Customised bus route in Shanghai, China

Route DZ418 is a customised bus route in Shanghai, China. Operated by Shanghai Ba-Shi No.4 Public Transportation Co. Ltd, a subsidiary of Jiushi Group, it runs between East No.2 Zhongshan Road & Xinkaihe Road and Nanpu Bridge, and primarily serves financial businesses located in South Bund. The route was first launched as the South Bund Financial District Direct Bus on 28 November 2022, before being renamed as route DZ418 on 25 August 2025.

== History ==

=== South Bund Financial District Direct Bus ===
The South Bund area houses many financial offices, including 14 corporate headquarters, employing around 33 thousand workers in total. The area has faced a lack of public transportation in the area, as most bus routes nearby do not directly connect to stops near the various office buildings, and the nearest metro station, Xiaonanmen on Line 9, is a 15 to 20 minutes walk away. On 28 November 2022, following coordination from the Xiaodongmen subdistrict and financial support provided by 11 companies in the area, Shanghai Ba-Shi No.4 Public Transportation Co. Ltd began trial operations on a last mile connecting bus route between Xiaonanmen station and Jiushi Tower with two intermediate stops, named as the South Bund Financial District Direct Bus, with free rides provided for corporate employees.

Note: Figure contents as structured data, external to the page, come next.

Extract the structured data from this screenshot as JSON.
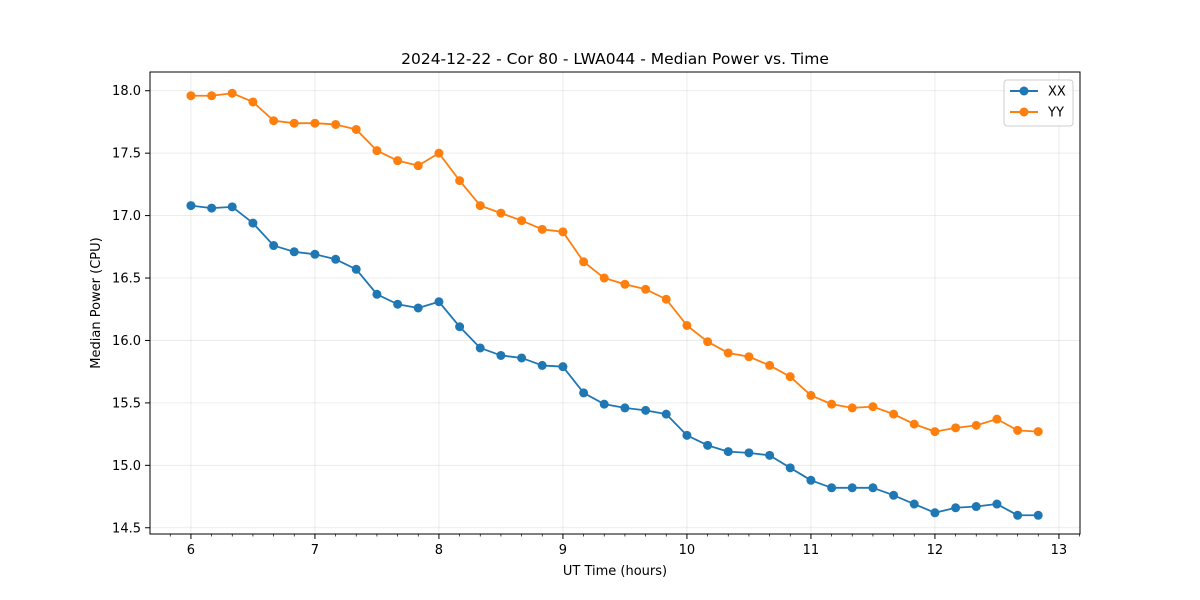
{
  "chart_data": {
    "type": "line",
    "title": "2024-12-22 - Cor 80 - LWA044 - Median Power vs. Time",
    "xlabel": "UT Time (hours)",
    "ylabel": "Median Power (CPU)",
    "xlim": [
      5.67,
      13.17
    ],
    "ylim": [
      14.45,
      18.15
    ],
    "xticks": [
      6,
      7,
      8,
      9,
      10,
      11,
      12,
      13
    ],
    "xtick_labels": [
      "6",
      "7",
      "8",
      "9",
      "10",
      "11",
      "12",
      "13"
    ],
    "yticks": [
      14.5,
      15.0,
      15.5,
      16.0,
      16.5,
      17.0,
      17.5,
      18.0
    ],
    "ytick_labels": [
      "14.5",
      "15.0",
      "15.5",
      "16.0",
      "16.5",
      "17.0",
      "17.5",
      "18.0"
    ],
    "grid": true,
    "legend_position": "top-right",
    "x": [
      6.0,
      6.167,
      6.333,
      6.5,
      6.667,
      6.833,
      7.0,
      7.167,
      7.333,
      7.5,
      7.667,
      7.833,
      8.0,
      8.167,
      8.333,
      8.5,
      8.667,
      8.833,
      9.0,
      9.167,
      9.333,
      9.5,
      9.667,
      9.833,
      10.0,
      10.167,
      10.333,
      10.5,
      10.667,
      10.833,
      11.0,
      11.167,
      11.333,
      11.5,
      11.667,
      11.833,
      12.0,
      12.167,
      12.333,
      12.5,
      12.667,
      12.833
    ],
    "series": [
      {
        "name": "XX",
        "color": "#1f77b4",
        "values": [
          17.08,
          17.06,
          17.07,
          16.94,
          16.76,
          16.71,
          16.69,
          16.65,
          16.57,
          16.37,
          16.29,
          16.26,
          16.31,
          16.11,
          15.94,
          15.88,
          15.86,
          15.8,
          15.79,
          15.58,
          15.49,
          15.46,
          15.44,
          15.41,
          15.24,
          15.16,
          15.11,
          15.1,
          15.08,
          14.98,
          14.88,
          14.82,
          14.82,
          14.82,
          14.76,
          14.69,
          14.62,
          14.66,
          14.67,
          14.69,
          14.6,
          14.6
        ]
      },
      {
        "name": "YY",
        "color": "#ff7f0e",
        "values": [
          17.96,
          17.96,
          17.98,
          17.91,
          17.76,
          17.74,
          17.74,
          17.73,
          17.69,
          17.52,
          17.44,
          17.4,
          17.5,
          17.28,
          17.08,
          17.02,
          16.96,
          16.89,
          16.87,
          16.63,
          16.5,
          16.45,
          16.41,
          16.33,
          16.12,
          15.99,
          15.9,
          15.87,
          15.8,
          15.71,
          15.56,
          15.49,
          15.46,
          15.47,
          15.41,
          15.33,
          15.27,
          15.3,
          15.32,
          15.37,
          15.28,
          15.27
        ]
      }
    ]
  }
}
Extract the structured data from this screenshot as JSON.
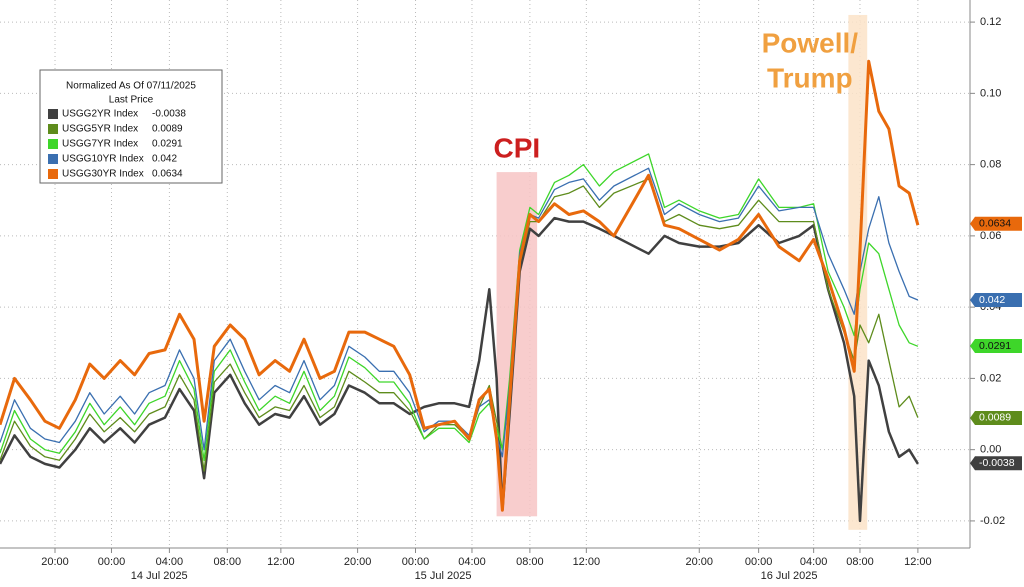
{
  "chart_data": {
    "type": "line",
    "legend_title": "Normalized As Of 07/11/2025",
    "legend_subtitle": "Last Price",
    "x": [
      0,
      1.0,
      2.1,
      3.1,
      4.1,
      5.2,
      6.2,
      7.2,
      8.3,
      9.3,
      10.3,
      11.4,
      12.4,
      13.4,
      14.1,
      14.8,
      15.9,
      16.9,
      17.9,
      19.0,
      20.0,
      21.0,
      22.1,
      23.1,
      24.1,
      25.2,
      26.2,
      27.2,
      28.3,
      29.3,
      30.3,
      31.4,
      32.4,
      33.1,
      33.8,
      34.3,
      34.7,
      35.2,
      35.9,
      36.6,
      37.2,
      38.3,
      39.3,
      40.3,
      41.4,
      42.4,
      44.8,
      45.9,
      46.9,
      48.3,
      49.7,
      51.0,
      52.4,
      53.8,
      55.2,
      56.2,
      57.2,
      58.3,
      59.0,
      59.4,
      60.0,
      60.7,
      61.4,
      62.1,
      62.8,
      63.4
    ],
    "xlim": [
      0,
      67
    ],
    "xticks": [
      {
        "value": 3.8,
        "label": "20:00"
      },
      {
        "value": 7.7,
        "label": "00:00"
      },
      {
        "value": 11.7,
        "label": "04:00"
      },
      {
        "value": 15.7,
        "label": "08:00"
      },
      {
        "value": 19.4,
        "label": "12:00"
      },
      {
        "value": 24.7,
        "label": "20:00"
      },
      {
        "value": 28.7,
        "label": "00:00"
      },
      {
        "value": 32.6,
        "label": "04:00"
      },
      {
        "value": 36.6,
        "label": "08:00"
      },
      {
        "value": 40.5,
        "label": "12:00"
      },
      {
        "value": 48.3,
        "label": "20:00"
      },
      {
        "value": 52.4,
        "label": "00:00"
      },
      {
        "value": 56.2,
        "label": "04:00"
      },
      {
        "value": 59.4,
        "label": "08:00"
      },
      {
        "value": 63.4,
        "label": "12:00"
      }
    ],
    "xdatelabels": [
      {
        "value": 11.0,
        "label": "14 Jul 2025"
      },
      {
        "value": 30.6,
        "label": "15 Jul 2025"
      },
      {
        "value": 54.5,
        "label": "16 Jul 2025"
      }
    ],
    "ylim": [
      -0.0276,
      0.1262
    ],
    "yticks": [
      0.12,
      {
        "value": 0.1,
        "label": "0.10"
      },
      0.08,
      0.06,
      0.04,
      0.02,
      {
        "value": 0,
        "label": "0.00"
      },
      -0.02
    ],
    "grid": true,
    "series": [
      {
        "name": "USGG2YR Index",
        "color": "#404040",
        "last_value": -0.0038,
        "values": [
          -0.004,
          0.004,
          -0.002,
          -0.004,
          -0.005,
          0.0,
          0.006,
          0.002,
          0.006,
          0.002,
          0.007,
          0.009,
          0.017,
          0.011,
          -0.008,
          0.016,
          0.021,
          0.013,
          0.007,
          0.01,
          0.009,
          0.015,
          0.007,
          0.01,
          0.018,
          0.016,
          0.013,
          0.013,
          0.01,
          0.012,
          0.013,
          0.013,
          0.012,
          0.025,
          0.045,
          0.02,
          -0.017,
          0.01,
          0.05,
          0.062,
          0.06,
          0.065,
          0.064,
          0.064,
          0.062,
          0.06,
          0.055,
          0.06,
          0.058,
          0.057,
          0.057,
          0.058,
          0.063,
          0.058,
          0.06,
          0.063,
          0.045,
          0.03,
          0.015,
          -0.02,
          0.025,
          0.018,
          0.005,
          -0.002,
          0.0,
          -0.004
        ]
      },
      {
        "name": "USGG5YR Index",
        "color": "#5e8c1c",
        "last_value": 0.0089,
        "values": [
          -0.003,
          0.008,
          0.001,
          -0.002,
          -0.003,
          0.003,
          0.01,
          0.005,
          0.009,
          0.005,
          0.01,
          0.012,
          0.021,
          0.014,
          -0.006,
          0.019,
          0.024,
          0.016,
          0.009,
          0.012,
          0.011,
          0.018,
          0.009,
          0.012,
          0.022,
          0.019,
          0.016,
          0.016,
          0.011,
          0.003,
          0.007,
          0.007,
          0.003,
          0.012,
          0.018,
          0.008,
          0.0,
          0.016,
          0.052,
          0.064,
          0.064,
          0.071,
          0.072,
          0.074,
          0.068,
          0.072,
          0.076,
          0.064,
          0.066,
          0.063,
          0.062,
          0.063,
          0.07,
          0.064,
          0.064,
          0.064,
          0.045,
          0.033,
          0.025,
          0.035,
          0.03,
          0.038,
          0.025,
          0.012,
          0.015,
          0.009
        ]
      },
      {
        "name": "USGG7YR Index",
        "color": "#3ed62a",
        "last_value": 0.0291,
        "values": [
          -0.001,
          0.011,
          0.003,
          0.0,
          -0.001,
          0.005,
          0.013,
          0.007,
          0.012,
          0.007,
          0.013,
          0.015,
          0.025,
          0.017,
          -0.003,
          0.022,
          0.028,
          0.019,
          0.011,
          0.015,
          0.013,
          0.022,
          0.011,
          0.015,
          0.026,
          0.023,
          0.019,
          0.019,
          0.013,
          0.003,
          0.006,
          0.006,
          0.002,
          0.01,
          0.013,
          0.006,
          0.0,
          0.02,
          0.056,
          0.068,
          0.066,
          0.075,
          0.077,
          0.08,
          0.074,
          0.078,
          0.083,
          0.068,
          0.07,
          0.067,
          0.065,
          0.066,
          0.076,
          0.068,
          0.068,
          0.069,
          0.05,
          0.04,
          0.032,
          0.045,
          0.058,
          0.055,
          0.045,
          0.035,
          0.03,
          0.029
        ]
      },
      {
        "name": "USGG10YR Index",
        "color": "#3a6fb0",
        "last_value": 0.042,
        "values": [
          0.002,
          0.014,
          0.006,
          0.003,
          0.002,
          0.008,
          0.016,
          0.01,
          0.015,
          0.01,
          0.016,
          0.018,
          0.028,
          0.02,
          0.0,
          0.025,
          0.031,
          0.022,
          0.014,
          0.018,
          0.016,
          0.025,
          0.014,
          0.018,
          0.029,
          0.026,
          0.022,
          0.022,
          0.016,
          0.005,
          0.008,
          0.008,
          0.004,
          0.012,
          0.014,
          0.004,
          -0.002,
          0.018,
          0.055,
          0.066,
          0.065,
          0.073,
          0.075,
          0.076,
          0.07,
          0.074,
          0.079,
          0.066,
          0.069,
          0.066,
          0.064,
          0.065,
          0.074,
          0.067,
          0.068,
          0.068,
          0.055,
          0.045,
          0.038,
          0.05,
          0.062,
          0.071,
          0.058,
          0.05,
          0.043,
          0.042
        ]
      },
      {
        "name": "USGG30YR Index",
        "color": "#e8690c",
        "last_value": 0.0634,
        "values": [
          0.007,
          0.02,
          0.014,
          0.008,
          0.006,
          0.014,
          0.024,
          0.02,
          0.025,
          0.021,
          0.027,
          0.028,
          0.038,
          0.031,
          0.008,
          0.029,
          0.035,
          0.031,
          0.021,
          0.025,
          0.022,
          0.031,
          0.02,
          0.022,
          0.033,
          0.033,
          0.031,
          0.029,
          0.021,
          0.006,
          0.007,
          0.008,
          0.003,
          0.014,
          0.017,
          0.003,
          -0.017,
          0.014,
          0.053,
          0.066,
          0.064,
          0.069,
          0.066,
          0.067,
          0.064,
          0.06,
          0.077,
          0.063,
          0.062,
          0.059,
          0.056,
          0.059,
          0.066,
          0.057,
          0.053,
          0.059,
          0.048,
          0.034,
          0.022,
          0.056,
          0.109,
          0.095,
          0.09,
          0.074,
          0.072,
          0.063
        ]
      }
    ],
    "shaded_regions": [
      {
        "lines": [
          "CPI"
        ],
        "color": "#cc1f1f",
        "fill": "#f7c4c4",
        "x": [
          34.3,
          37.1
        ],
        "y": [
          -0.0187,
          0.0779
        ]
      },
      {
        "lines": [
          "Powell/",
          "Trump"
        ],
        "color": "#f0a040",
        "fill": "#fbe3c8",
        "x": [
          58.6,
          59.9
        ],
        "y": [
          -0.0225,
          0.122
        ]
      }
    ]
  }
}
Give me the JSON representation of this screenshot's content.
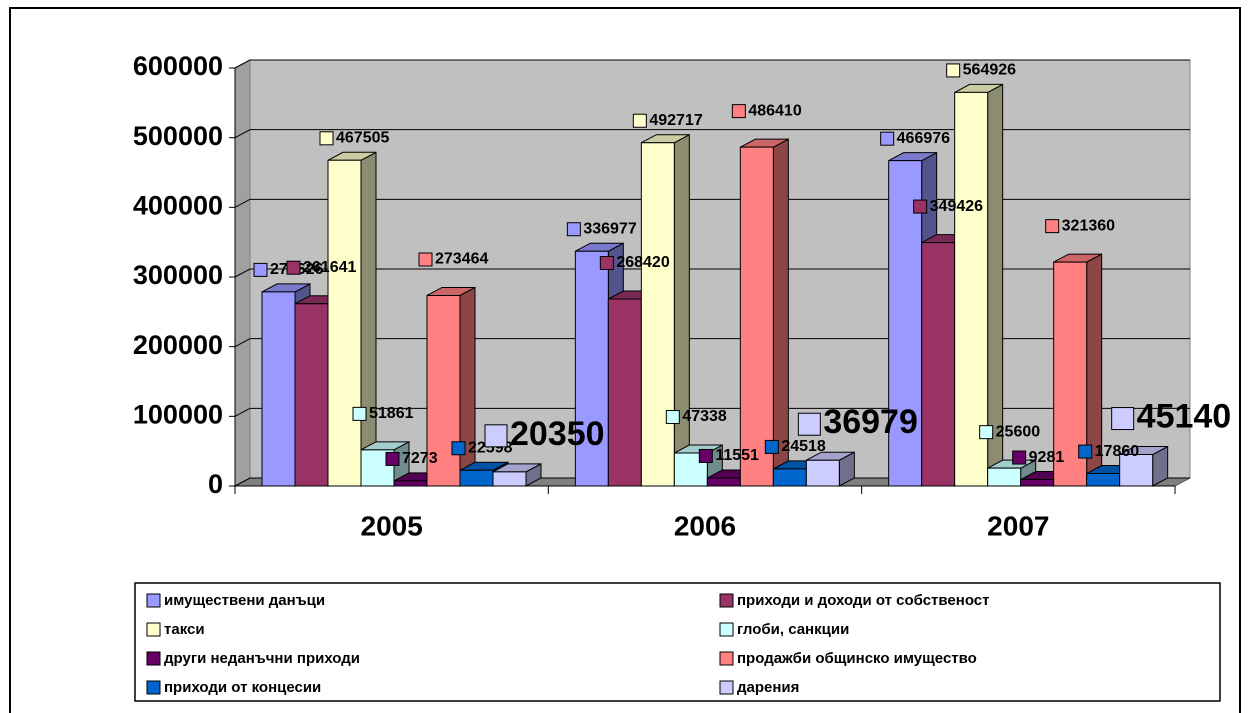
{
  "chart_data": {
    "type": "bar",
    "categories": [
      "2005",
      "2006",
      "2007"
    ],
    "series": [
      {
        "name": "имуществени данъци",
        "color": "#9999ff",
        "values": [
          278626,
          336977,
          466976
        ]
      },
      {
        "name": "приходи и доходи от собственост",
        "color": "#993366",
        "values": [
          261641,
          268420,
          349426
        ]
      },
      {
        "name": "такси",
        "color": "#ffffcc",
        "values": [
          467505,
          492717,
          564926
        ]
      },
      {
        "name": "глоби, санкции",
        "color": "#ccffff",
        "values": [
          51861,
          47338,
          25600
        ]
      },
      {
        "name": "други неданъчни приходи",
        "color": "#660066",
        "values": [
          7273,
          11551,
          9281
        ]
      },
      {
        "name": "продажби общинско имущество",
        "color": "#ff8080",
        "values": [
          273464,
          486410,
          321360
        ]
      },
      {
        "name": "приходи от концесии",
        "color": "#0066cc",
        "values": [
          22598,
          24518,
          17860
        ]
      },
      {
        "name": "дарения",
        "color": "#ccccff",
        "values": [
          20350,
          36979,
          45140
        ]
      }
    ],
    "ylim": [
      0,
      600000
    ],
    "yticks": [
      0,
      100000,
      200000,
      300000,
      400000,
      500000,
      600000
    ],
    "grid": true
  }
}
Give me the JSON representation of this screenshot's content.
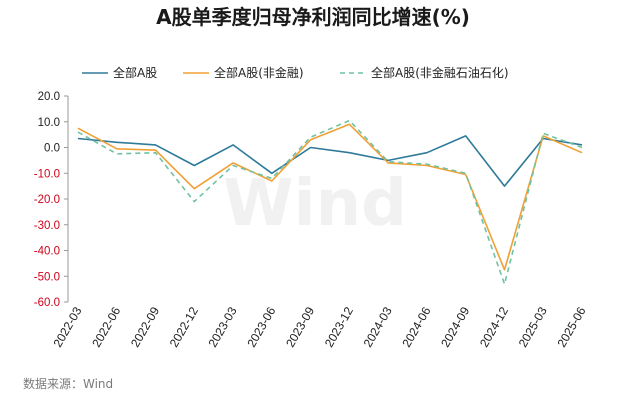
{
  "chart_data": {
    "type": "line",
    "title": "A股单季度归母净利润同比增速(%)",
    "categories": [
      "2022-03",
      "2022-06",
      "2022-09",
      "2022-12",
      "2023-03",
      "2023-06",
      "2023-09",
      "2023-12",
      "2024-03",
      "2024-06",
      "2024-09",
      "2024-12",
      "2025-03",
      "2025-06"
    ],
    "ylim": [
      -60,
      20
    ],
    "yticks": [
      "20.0",
      "10.0",
      "0.0",
      "-10.0",
      "-20.0",
      "-30.0",
      "-40.0",
      "-50.0",
      "-60.0"
    ],
    "negative_tick_color": "#d0021b",
    "grid": false,
    "legend_position": "top",
    "series": [
      {
        "name": "全部A股",
        "color": "#2e7a99",
        "style": "solid",
        "values": [
          3.5,
          2.0,
          1.0,
          -7.0,
          1.0,
          -10.0,
          0.0,
          -2.0,
          -5.0,
          -2.0,
          4.5,
          -15.0,
          3.5,
          1.0
        ]
      },
      {
        "name": "全部A股(非金融)",
        "color": "#f0a035",
        "style": "solid",
        "values": [
          7.5,
          -0.5,
          -1.0,
          -16.0,
          -6.0,
          -13.0,
          3.0,
          9.0,
          -6.0,
          -7.0,
          -10.5,
          -47.5,
          4.5,
          -2.0
        ]
      },
      {
        "name": "全部A股(非金融石油石化)",
        "color": "#6fc2a2",
        "style": "dashed",
        "values": [
          6.0,
          -2.5,
          -2.0,
          -21.0,
          -7.0,
          -12.0,
          4.0,
          10.5,
          -5.5,
          -6.5,
          -10.0,
          -53.0,
          5.5,
          0.0
        ]
      }
    ]
  },
  "watermark": "Wind",
  "source": "数据来源：Wind"
}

The route was later formally launched on 13 January 2023, with four stops along its 2 km route and a journey time of 10 minutes. Journeys start from Xiaonanmen station towards Jiushi Tower during morning peak hours, and in the opposite direction during evening peak hours. On 29 May 2023, due to increased demand, the route was extended to Dongjiadu and the fleet was increased by one bus to four. As of December that year, ridership remained at around 2,000 passengers per day.

=== Route DZ418 ===
On 25 August 2025, due to further rises in demand, the route was renumbered as route DZ418 and amended to run between East No.2 Zhongshan Road & Xinkaihe Road and Nanpu Bridge with a length of 6 km, via Lujiabang Road, Waima Road, Dongjiadu Road, Zhonghua Road, Wangjiamatou Road and Dongmen Road. The route operates on weekdays, with frequencies of 3 minutes from 07:30 to 09:30, 5 minutes from 17:30 to 19:30, 15 minutes from 11:30 to 13:30, and 20 minutes during the remainder of its operating hours. The route was allocated nine buses when it was first introduced and increased to 12 buses by December.